I have said it before, and I shall say it again. If one is able to afford a dual core, there is no reason what so ever to get a single core. With the exception of benchmarks, you will not see any difference at all in anything you listed going from a 2Ghz 512k AMD64(Let alone 2.2Ghz) to a 2.4Ghz 1MB AMD64.
Definitely get the dual core if you are going to upgrade at all. With a faster single core, your performance will go in games from 100fps to around 110 or so. Definitely not noticeable or even worth anything. In games that take a ton of graphical power, your cpu upgrade will have done nothing at all. With a dual core, you gain the ability to truly multi task.
With a single core, if you try and run an anti virus, or burn a disc, while playing a game, your game will slow to a crawl. For this reason, many people neglect their scanning of viruses simply because they do not want their pc to be relatively unusable for a period of time. With a dual core, if you burn a disc and play a game at the same time, the game will run just as fast running in parallel with the disc burning as it would if the game was the only program running. Disc burning and gaming are just examples.

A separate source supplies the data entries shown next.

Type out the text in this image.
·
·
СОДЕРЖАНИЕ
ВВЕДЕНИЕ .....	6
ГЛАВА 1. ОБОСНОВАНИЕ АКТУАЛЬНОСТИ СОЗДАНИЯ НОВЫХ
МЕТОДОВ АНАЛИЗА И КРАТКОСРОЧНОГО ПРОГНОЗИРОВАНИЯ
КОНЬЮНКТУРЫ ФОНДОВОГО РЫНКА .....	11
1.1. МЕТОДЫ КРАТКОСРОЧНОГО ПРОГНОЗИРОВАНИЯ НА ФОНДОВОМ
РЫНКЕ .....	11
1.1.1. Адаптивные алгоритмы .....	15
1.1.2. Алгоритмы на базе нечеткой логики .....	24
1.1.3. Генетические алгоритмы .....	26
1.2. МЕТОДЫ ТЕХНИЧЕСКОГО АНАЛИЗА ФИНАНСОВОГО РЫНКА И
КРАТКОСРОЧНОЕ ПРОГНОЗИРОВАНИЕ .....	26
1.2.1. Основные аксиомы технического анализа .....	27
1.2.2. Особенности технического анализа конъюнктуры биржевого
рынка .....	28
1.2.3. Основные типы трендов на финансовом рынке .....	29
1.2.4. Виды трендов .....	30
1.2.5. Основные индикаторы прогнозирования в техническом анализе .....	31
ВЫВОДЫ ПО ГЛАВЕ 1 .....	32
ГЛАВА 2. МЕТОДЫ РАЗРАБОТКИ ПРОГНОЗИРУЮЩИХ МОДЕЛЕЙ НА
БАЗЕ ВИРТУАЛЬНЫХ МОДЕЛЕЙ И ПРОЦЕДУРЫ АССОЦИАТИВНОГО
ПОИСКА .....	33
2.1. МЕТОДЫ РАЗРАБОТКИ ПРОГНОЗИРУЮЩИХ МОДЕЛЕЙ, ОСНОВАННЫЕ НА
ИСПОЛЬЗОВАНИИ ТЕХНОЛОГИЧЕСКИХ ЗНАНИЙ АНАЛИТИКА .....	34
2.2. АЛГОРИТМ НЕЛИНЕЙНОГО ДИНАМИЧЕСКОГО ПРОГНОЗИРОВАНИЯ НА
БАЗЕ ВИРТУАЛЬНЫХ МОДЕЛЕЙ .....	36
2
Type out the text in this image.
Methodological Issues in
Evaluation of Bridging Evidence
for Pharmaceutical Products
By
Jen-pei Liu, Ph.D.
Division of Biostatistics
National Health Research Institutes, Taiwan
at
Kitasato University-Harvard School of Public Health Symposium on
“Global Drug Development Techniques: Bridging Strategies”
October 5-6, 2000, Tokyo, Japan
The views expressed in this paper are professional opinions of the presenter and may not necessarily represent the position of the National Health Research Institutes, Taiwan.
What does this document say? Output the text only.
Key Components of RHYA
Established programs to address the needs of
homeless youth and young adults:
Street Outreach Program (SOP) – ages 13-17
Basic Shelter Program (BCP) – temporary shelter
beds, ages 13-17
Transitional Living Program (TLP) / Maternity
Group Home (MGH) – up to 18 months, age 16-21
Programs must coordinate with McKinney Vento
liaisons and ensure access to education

You can pick any type of system intensive task and swap it in and get the same analogy.
You also gain the benefit of being able to run multi threaded applications to their full potential.
Go for the dual core.
* One thing though. This only speaks for processor intensive scenarios. If a program is using your hard disks to the fullest, your game load times will suffer as a result. However, the in-game performance itself will remain excellent.
I have used dual processor systems and dual core systems for a long time now. If I was given the choice, I would take a dual core 1.8Ghz AMD64 system over a 3Ghz single core one. Dual core machines are just so snappy and responsive.